Apple has backed off some of its original demands for such purchases. Originally, apps that sold anything substantive outside the app, like say a subscription to Hulu Plus, were required to offer the same purchase in-app, with a price less than or equal to the outside price. Since anything purchased via the normal in-app purchasing APIs in iOS meant that Apple would get a 30 percent cut ---- well, you can see the reasoning Apple had behind the move.
However, some apps, like Amazon.com, worked around that by redirecting users to Safari and having them go to a site where they could make purchases. Good idea? It was, but it was banned.
Apple made changes to these policies earlier this month. The modifications said that in-app pricing could be set by the publisher. That means that a publisher could make up for Apple's cut by raising in-app prices by 30 percent, if it wanted to.

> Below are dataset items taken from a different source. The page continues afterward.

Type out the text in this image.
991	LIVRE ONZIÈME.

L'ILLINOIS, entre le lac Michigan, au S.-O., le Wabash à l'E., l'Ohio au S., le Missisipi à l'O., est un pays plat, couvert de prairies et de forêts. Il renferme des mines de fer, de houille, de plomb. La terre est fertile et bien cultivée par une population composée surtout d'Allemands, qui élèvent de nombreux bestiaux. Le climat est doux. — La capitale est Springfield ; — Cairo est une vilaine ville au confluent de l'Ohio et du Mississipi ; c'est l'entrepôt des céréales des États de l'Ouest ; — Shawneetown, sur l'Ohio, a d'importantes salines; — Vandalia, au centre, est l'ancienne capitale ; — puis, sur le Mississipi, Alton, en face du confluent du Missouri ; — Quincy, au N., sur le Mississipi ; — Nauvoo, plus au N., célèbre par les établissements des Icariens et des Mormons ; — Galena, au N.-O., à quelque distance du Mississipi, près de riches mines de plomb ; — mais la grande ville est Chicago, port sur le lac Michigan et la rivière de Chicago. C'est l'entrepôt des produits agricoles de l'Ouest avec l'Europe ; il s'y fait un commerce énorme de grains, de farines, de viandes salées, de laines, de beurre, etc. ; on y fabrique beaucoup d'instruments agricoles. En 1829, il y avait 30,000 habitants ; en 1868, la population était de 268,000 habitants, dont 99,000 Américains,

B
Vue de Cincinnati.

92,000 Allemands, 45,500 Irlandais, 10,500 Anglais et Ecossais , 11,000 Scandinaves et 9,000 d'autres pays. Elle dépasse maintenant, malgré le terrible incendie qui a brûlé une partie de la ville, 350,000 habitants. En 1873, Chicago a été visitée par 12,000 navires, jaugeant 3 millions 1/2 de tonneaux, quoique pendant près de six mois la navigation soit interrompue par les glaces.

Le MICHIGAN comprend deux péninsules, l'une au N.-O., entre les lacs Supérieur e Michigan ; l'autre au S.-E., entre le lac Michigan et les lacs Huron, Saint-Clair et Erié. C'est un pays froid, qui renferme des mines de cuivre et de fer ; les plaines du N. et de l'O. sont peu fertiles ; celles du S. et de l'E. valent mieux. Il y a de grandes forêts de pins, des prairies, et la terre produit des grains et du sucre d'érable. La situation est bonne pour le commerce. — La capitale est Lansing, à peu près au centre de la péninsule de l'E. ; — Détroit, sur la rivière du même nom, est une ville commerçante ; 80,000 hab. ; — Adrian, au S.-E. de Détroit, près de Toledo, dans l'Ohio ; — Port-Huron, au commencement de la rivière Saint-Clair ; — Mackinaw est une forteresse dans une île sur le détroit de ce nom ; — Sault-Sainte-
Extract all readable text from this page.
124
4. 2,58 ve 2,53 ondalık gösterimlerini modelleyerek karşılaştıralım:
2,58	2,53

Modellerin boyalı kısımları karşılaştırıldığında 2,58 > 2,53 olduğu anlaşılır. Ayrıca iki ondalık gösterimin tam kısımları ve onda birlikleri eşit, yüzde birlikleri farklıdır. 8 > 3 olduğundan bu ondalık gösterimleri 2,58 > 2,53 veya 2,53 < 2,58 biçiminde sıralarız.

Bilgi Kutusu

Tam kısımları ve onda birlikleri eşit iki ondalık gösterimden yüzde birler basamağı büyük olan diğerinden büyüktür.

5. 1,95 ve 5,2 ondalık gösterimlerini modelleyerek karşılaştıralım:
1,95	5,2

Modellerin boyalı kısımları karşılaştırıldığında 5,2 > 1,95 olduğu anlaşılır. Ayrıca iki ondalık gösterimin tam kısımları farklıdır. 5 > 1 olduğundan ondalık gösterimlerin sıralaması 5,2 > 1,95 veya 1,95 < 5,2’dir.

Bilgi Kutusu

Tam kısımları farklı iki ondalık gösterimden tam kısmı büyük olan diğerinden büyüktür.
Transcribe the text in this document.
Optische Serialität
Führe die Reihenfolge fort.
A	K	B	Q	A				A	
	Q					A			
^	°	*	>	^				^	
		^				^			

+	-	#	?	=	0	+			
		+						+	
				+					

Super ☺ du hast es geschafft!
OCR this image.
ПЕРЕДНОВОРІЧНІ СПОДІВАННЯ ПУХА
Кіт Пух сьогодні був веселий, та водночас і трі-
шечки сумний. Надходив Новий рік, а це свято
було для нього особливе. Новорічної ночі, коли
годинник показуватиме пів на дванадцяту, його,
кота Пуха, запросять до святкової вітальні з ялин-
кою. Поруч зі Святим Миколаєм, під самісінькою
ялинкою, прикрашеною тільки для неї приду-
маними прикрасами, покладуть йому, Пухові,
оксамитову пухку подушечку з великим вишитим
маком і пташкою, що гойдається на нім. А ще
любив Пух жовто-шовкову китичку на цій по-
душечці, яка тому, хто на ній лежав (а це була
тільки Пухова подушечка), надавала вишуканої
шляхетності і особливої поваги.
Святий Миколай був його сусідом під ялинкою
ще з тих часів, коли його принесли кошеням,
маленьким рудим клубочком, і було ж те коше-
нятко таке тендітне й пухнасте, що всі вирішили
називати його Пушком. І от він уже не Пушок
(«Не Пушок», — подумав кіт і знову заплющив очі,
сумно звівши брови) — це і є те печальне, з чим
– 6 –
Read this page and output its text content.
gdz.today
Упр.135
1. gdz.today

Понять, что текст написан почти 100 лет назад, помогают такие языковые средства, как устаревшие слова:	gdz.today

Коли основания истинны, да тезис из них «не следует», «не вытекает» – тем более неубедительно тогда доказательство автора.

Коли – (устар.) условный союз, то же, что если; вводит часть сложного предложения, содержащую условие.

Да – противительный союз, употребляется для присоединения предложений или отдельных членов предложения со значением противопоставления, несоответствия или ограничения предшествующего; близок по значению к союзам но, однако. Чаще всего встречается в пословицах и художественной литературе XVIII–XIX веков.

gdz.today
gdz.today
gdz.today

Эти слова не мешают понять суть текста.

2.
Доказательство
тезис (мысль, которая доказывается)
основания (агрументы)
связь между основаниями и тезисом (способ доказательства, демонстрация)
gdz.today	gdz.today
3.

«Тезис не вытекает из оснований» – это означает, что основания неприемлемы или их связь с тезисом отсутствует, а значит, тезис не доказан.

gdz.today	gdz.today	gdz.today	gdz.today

However, one important ban still remained: no links to external sites in-app. That means that Amazon.com's main app, and its Kindle app, as well as Barnes and Noble's app, would all be in violation, if unchanged.
Just last week, Hulu Plus became the highest profile app to comply with the changes, removing its link to subscribe to the Hulu Plus service.
For now, the Amazon.com, Kindle, and Barnes and Noble apps are still in the App Store. They haven't been updated for a while, which means they don't conform to Apple's requirements. Tomorrow morning, will they still be there?